From: Wade Smith (wade_smith@harvard.edu)
Date: Wed 04 Dec 2002 - 18:23:00 GMT
On Wednesday, December 4, 2002, at 12:33 PM, Grant Callaghan wrote:
> Maybe the "faith-based leader" is the strange attractor Sam
> Rose was looking for to fit into his complexity theory.
Why does one follow a leader, anyway? Is this a 'strange
attraction' on the level of some unexpressible thing like love?
What buttons are pushed when we pull down the lever in the
voting booth, or even attach a bumper sticker to our cars?
I used to say all my cultural icons are dead, especially as I
saw Fuller and Cage and Asimov and Dick fall to the wayside, and
Dali and (Eliot) Carter, and recently Gould, but, regardless of
how long that list is, there are still people wandering in and
out whose ideas have a hitching post for my star.
I also am found saying that if I'd been alive and of an age
after Pearl Harbor, that I'd be the first guy in line at the
recruiting station. But, I don't know, and even if I were and
could, would I be following any particular leader, or rather,
some idea I had of this country that I felt needed my life to
maintain?
I like to think the idea is what my life is worth, not any man.
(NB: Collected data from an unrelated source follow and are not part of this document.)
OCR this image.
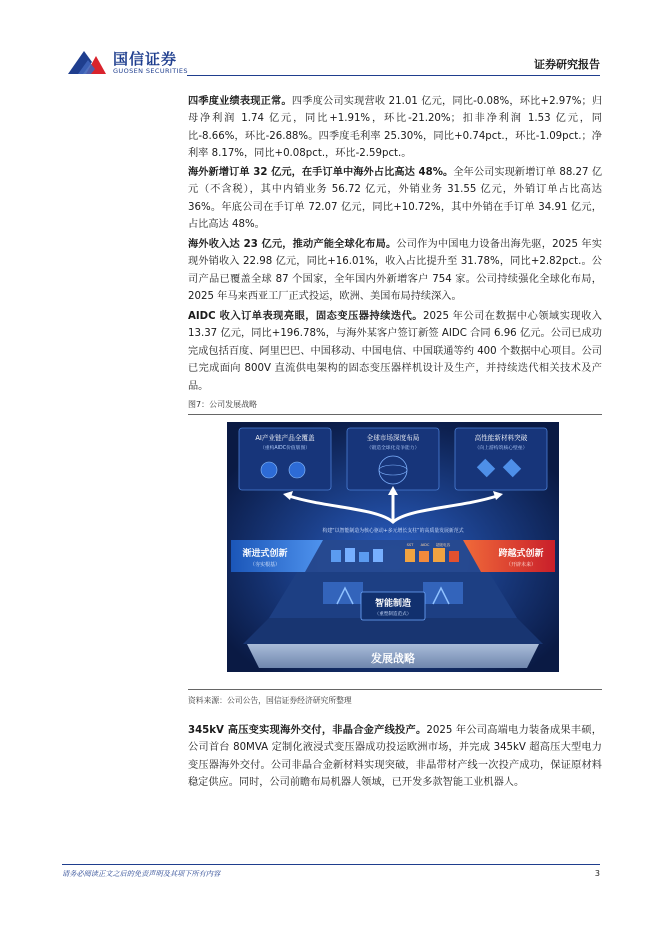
国信证券
GUOSEN SECURITIES	证券研究报告
四季度业绩表现正常。四季度公司实现营收 21.01 亿元，同比-0.08%，环比+2.97%；归母净利润 1.74 亿元，同比+1.91%，环比-21.20%；扣非净利润 1.53 亿元，同比-8.66%，环比-26.88%。四季度毛利率 25.30%，同比+0.74pct.，环比-1.09pct.；净利率 8.17%，同比+0.08pct.，环比-2.59pct.。
海外新增订单 32 亿元，在手订单中海外占比高达 48%。全年公司实现新增订单 88.27 亿元（不含税），其中内销业务 56.72 亿元，外销业务 31.55 亿元，外销订单占比高达 36%。年底公司在手订单 72.07 亿元，同比+10.72%，其中外销在手订单 34.91 亿元，占比高达 48%。
海外收入达 23 亿元，推动产能全球化布局。公司作为中国电力设备出海先驱，2025 年实现外销收入 22.98 亿元，同比+16.01%，收入占比提升至 31.78%，同比+2.82pct.。公司产品已覆盖全球 87 个国家，全年国内外新增客户 754 家。公司持续强化全球化布局，2025 年马来西亚工厂正式投运，欧洲、美国布局持续深入。
AIDC 收入订单表现亮眼，固态变压器持续迭代。2025 年公司在数据中心领域实现收入 13.37 亿元，同比+196.78%，与海外某客户签订新签 AIDC 合同 6.96 亿元。公司已成功完成包括百度、阿里巴巴、中国移动、中国电信、中国联通等约 400 个数据中心项目。公司已完成面向 800V 直流供电架构的固态变压器样机设计及生产，并持续迭代相关技术及产品。
图7：公司发展战略
AI产业链产品全覆盖
（重构AIDC价值版图）
全球市场深度布局
（锻造全球化竞争能力）
高性能新材料突破
（向上游构筑核心壁垒）
构建“以智能制造为核心驱动+多元增长支柱”的高质量发展新范式
渐进式创新
（夯实根基）
跨越式创新
（开辟未来）
SST AIDC 超级电容
智能制造
（重塑制造范式）
发展战略
资料来源：公司公告，国信证券经济研究所整理
345kV 高压变实现海外交付，非晶合金产线投产。2025 年公司高端电力装备成果丰硕，公司首台 80MVA 定制化液浸式变压器成功投运欧洲市场，并完成 345kV 超高压大型电力变压器海外交付。公司非晶合金新材料实现突破，非晶带材产线一次投产成功，保证原材料稳定供应。同时，公司前瞻布局机器人领域，已开发多款智能工业机器人。
请务必阅读正文之后的免责声明及其项下所有内容	3
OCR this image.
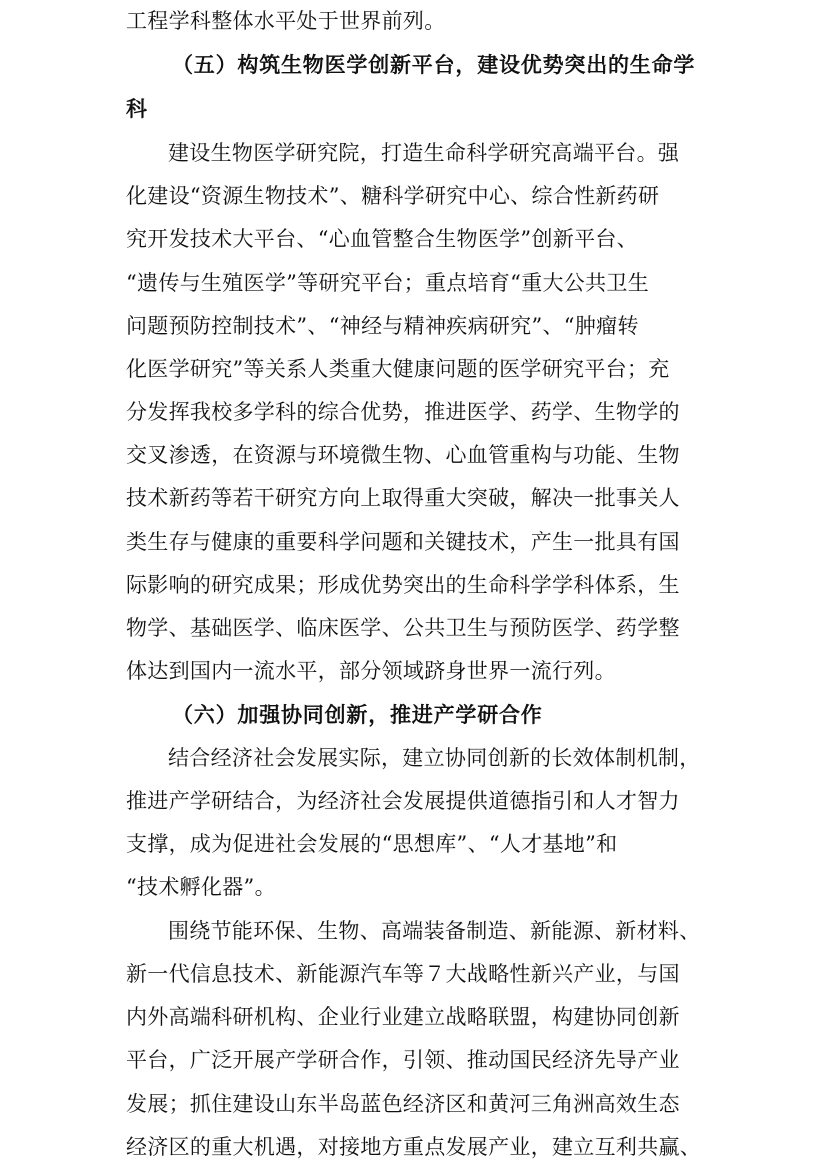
工程学科整体水平处于世界前列。
（五）构筑生物医学创新平台，建设优势突出的生命学
科
建设生物医学研究院，打造生命科学研究高端平台。强
化建设“资源生物技术”、糖科学研究中心、综合性新药研
究开发技术大平台、“心血管整合生物医学”创新平台、
“遗传与生殖医学”等研究平台；重点培育“重大公共卫生
问题预防控制技术”、“神经与精神疾病研究”、“肿瘤转
化医学研究”等关系人类重大健康问题的医学研究平台；充
分发挥我校多学科的综合优势，推进医学、药学、生物学的
交叉渗透，在资源与环境微生物、心血管重构与功能、生物
技术新药等若干研究方向上取得重大突破，解决一批事关人
类生存与健康的重要科学问题和关键技术，产生一批具有国
际影响的研究成果；形成优势突出的生命科学学科体系，生
物学、基础医学、临床医学、公共卫生与预防医学、药学整
体达到国内一流水平，部分领域跻身世界一流行列。
（六）加强协同创新，推进产学研合作
结合经济社会发展实际，建立协同创新的长效体制机制，
推进产学研结合，为经济社会发展提供道德指引和人才智力
支撑，成为促进社会发展的“思想库”、“人才基地”和
“技术孵化器”。
围绕节能环保、生物、高端装备制造、新能源、新材料、
新一代信息技术、新能源汽车等７大战略性新兴产业，与国
内外高端科研机构、企业行业建立战略联盟，构建协同创新
平台，广泛开展产学研合作，引领、推动国民经济先导产业
发展；抓住建设山东半岛蓝色经济区和黄河三角洲高效生态
经济区的重大机遇，对接地方重点发展产业，建立互利共赢、
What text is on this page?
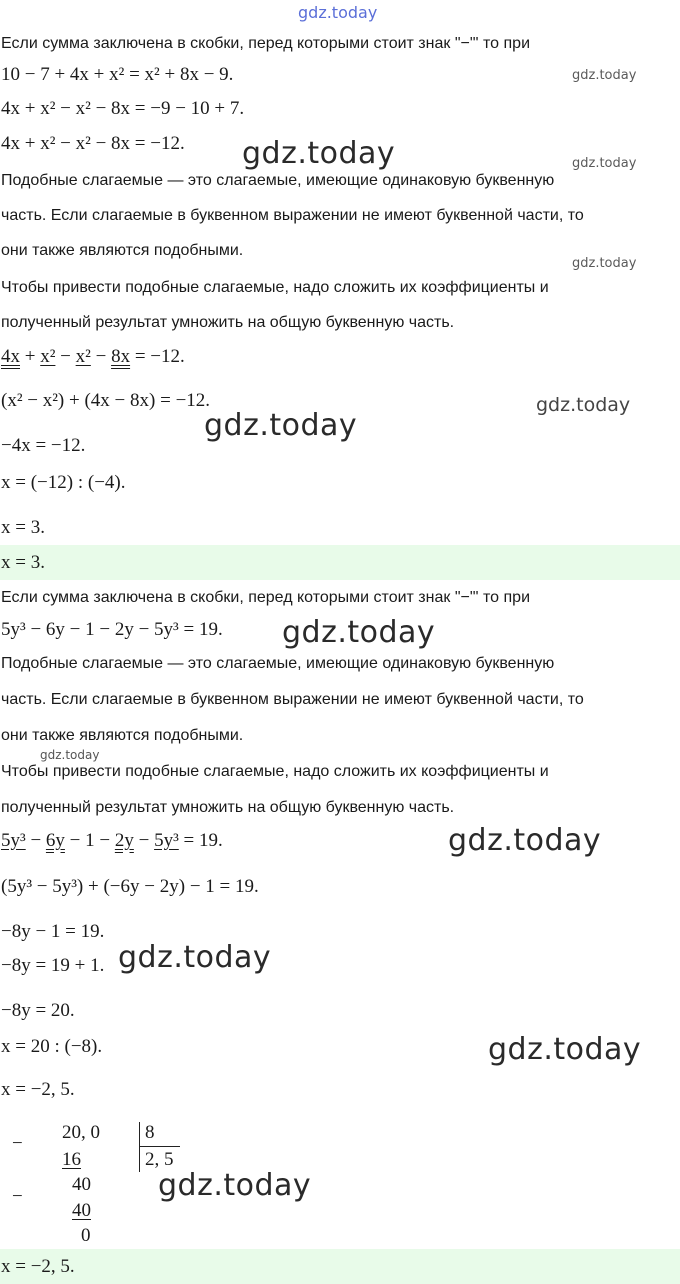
gdz.today
Если сумма заключена в скобки, перед которыми стоит знак "−"' то при
10 − 7 + 4x + x² = x² + 8x − 9.	gdz.today
4x + x² − x² − 8x = −9 − 10 + 7.
4x + x² − x² − 8x = −12. gdz.today	gdz.today
Подобные слагаемые — это слагаемые, имеющие одинаковую буквенную
часть. Если слагаемые в буквенном выражении не имеют буквенной части, то
они также являются подобными.
gdz.today
Чтобы привести подобные слагаемые, надо сложить их коэффициенты и
полученный результат умножить на общую буквенную часть.
4x + x² − x² − 8x = −12.
(x² − x²) + (4x − 8x) = −12.	gdz.today
gdz.today
−4x = −12.
x = (−12) : (−4).
x = 3.
x = 3.
Если сумма заключена в скобки, перед которыми стоит знак "−"' то при
5y³ − 6y − 1 − 2y − 5y³ = 19. gdz.today
Подобные слагаемые — это слагаемые, имеющие одинаковую буквенную
часть. Если слагаемые в буквенном выражении не имеют буквенной части, то
они также являются подобными.
gdz.today
Чтобы привести подобные слагаемые, надо сложить их коэффициенты и
полученный результат умножить на общую буквенную часть.
5y³ − 6y − 1 − 2y − 5y³ = 19.	gdz.today
(5y³ − 5y³) + (−6y − 2y) − 1 = 19.
−8y − 1 = 19.
−8y = 19 + 1. gdz.today
−8y = 20.
x = 20 : (−8).	gdz.today
x = −2, 5.
−
20, 0
16
8
2, 5
−
40
40
0
gdz.today
x = −2, 5.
The cases of extreme fandom and idolatry that I see for
celebrities and sports figures and for political leaders have
not, in my immediate personal atmosphere, prompted any violent
fanaticism, but, such things occur- the most recent, in this
country, was a night of vandalism and riot after a college
football game.
Strange attractor indeed.
The leader who leads from faith works from a warped version of
strength, but, it does appear to be an element of societies to
need this sort of strength, against the tribes without.